So then, can all evil be directly attributed to those whom are psychopathic?  Recall from an introductory statistics course that if two events are independent, then the probability of both those of those events executing are the product of the probabilities of each event.  So the probability that a die is rolled two times and comes up 1 on the first roll and even on the second is (1/6) * (1/2). What this also says is that if enough independent events are present with probability non-one, that the odds of a particular alignment gravitate toward zero.  So the probability of rolling a 3 on a die 30 times would be (1/6) ^ 30 which is approximately equal to zero.  But the probability of a die being rolled and getting some number 1-6 is 1 and if rolled 30 times would be (6/6)^30 = 1.

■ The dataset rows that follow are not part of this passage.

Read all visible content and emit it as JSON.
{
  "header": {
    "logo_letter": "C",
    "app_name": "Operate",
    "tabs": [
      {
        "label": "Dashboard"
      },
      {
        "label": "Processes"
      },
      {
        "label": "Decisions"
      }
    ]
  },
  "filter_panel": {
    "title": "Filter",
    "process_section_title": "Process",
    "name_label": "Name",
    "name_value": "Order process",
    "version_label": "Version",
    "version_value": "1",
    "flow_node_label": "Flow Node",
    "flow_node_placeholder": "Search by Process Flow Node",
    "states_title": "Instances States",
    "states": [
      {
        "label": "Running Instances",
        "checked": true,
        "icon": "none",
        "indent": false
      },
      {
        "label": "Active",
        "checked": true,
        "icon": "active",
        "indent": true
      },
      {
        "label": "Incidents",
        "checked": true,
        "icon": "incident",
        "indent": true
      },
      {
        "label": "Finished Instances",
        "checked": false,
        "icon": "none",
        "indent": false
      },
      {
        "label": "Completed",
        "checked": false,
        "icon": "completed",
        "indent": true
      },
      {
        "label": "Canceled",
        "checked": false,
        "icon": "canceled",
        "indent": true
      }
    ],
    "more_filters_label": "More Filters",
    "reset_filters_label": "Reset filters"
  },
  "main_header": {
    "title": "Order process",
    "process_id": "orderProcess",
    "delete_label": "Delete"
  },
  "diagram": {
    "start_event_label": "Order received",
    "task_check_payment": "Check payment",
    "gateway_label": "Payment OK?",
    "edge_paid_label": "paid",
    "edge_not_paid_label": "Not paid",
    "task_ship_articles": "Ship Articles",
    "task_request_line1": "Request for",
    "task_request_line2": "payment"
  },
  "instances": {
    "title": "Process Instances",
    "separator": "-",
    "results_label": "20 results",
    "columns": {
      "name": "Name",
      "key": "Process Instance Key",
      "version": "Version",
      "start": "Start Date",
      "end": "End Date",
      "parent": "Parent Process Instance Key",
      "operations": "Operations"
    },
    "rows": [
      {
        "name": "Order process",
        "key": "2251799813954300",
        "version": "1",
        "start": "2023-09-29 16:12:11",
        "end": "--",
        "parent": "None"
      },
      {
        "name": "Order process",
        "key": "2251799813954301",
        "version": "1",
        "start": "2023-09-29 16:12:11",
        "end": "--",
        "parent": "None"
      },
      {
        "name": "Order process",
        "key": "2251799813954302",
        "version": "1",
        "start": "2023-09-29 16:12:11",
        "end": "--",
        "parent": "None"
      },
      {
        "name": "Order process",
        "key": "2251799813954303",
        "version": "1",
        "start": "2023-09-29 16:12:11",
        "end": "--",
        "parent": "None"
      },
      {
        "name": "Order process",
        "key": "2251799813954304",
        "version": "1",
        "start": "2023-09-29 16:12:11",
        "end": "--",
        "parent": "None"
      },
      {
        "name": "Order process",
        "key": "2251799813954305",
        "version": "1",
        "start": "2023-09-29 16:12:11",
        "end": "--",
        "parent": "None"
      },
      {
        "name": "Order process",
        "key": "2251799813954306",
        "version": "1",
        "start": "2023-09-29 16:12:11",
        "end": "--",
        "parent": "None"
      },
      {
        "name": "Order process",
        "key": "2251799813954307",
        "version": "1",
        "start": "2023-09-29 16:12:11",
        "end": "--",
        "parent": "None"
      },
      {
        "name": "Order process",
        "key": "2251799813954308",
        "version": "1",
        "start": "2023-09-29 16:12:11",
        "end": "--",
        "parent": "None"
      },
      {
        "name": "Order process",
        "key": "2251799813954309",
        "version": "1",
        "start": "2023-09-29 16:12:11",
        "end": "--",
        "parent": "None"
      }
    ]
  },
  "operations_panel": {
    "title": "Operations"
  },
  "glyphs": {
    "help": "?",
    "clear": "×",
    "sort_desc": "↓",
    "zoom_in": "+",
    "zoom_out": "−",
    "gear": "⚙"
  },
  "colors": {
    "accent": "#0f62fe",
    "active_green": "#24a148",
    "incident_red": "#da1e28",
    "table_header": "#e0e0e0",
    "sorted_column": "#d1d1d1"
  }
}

For all evil in the world to be attributable to psychopaths, this would imply that the probability that the neurotypical commits evil must be zero.  Otherwise we have the probability of a given evil being attributable to a psychopath being less than zero which would imply very quickly that the odds of all evil events being attributable to psychopaths is zero.  Thus the claim Baron-Cohen makes must be false.

The heart of darkness is not psychopathy, but man.

Malfeasance
Heretic - Resolve and Psychopathic Criminality (Part 2)

Comments

  1. NT says

    “If that’s true, then selective empathy is noticeably worse than a lack of empathy, because it’s a conscious decision.”

    There is no free will.

    • FNP says

      If there’s no free will, then I’m forced to call you an idiot. If there is free will, then I can choose to call you an idiot, or I can choose to call you silly, or any number of other things.

      I choose to call you blind.

  2. Anonymous says

    Psychopathic splitting vs balanced and objective argument. Baron-Cohen’s arguments are not either/or…all/nothing.

    He does not suggest that those capable of empathy are incapable of evil, only that those incapable of experiencing empathy are predisposed to evil. From personal experience, I accept that as truth.

    Psychopaths are not only incapable of empathy, they are actively driven to harm others. Fact.

    They can choose to act on those impulses or not. Fact.

    Just as a person capable of empathy can choose to switch it off and carry out an objectively evil act, a person incapable of empathy can objectively recognise that society’s rules evolved to protect everyone and that those who choose to reject those rules must suffer appropriate consequences.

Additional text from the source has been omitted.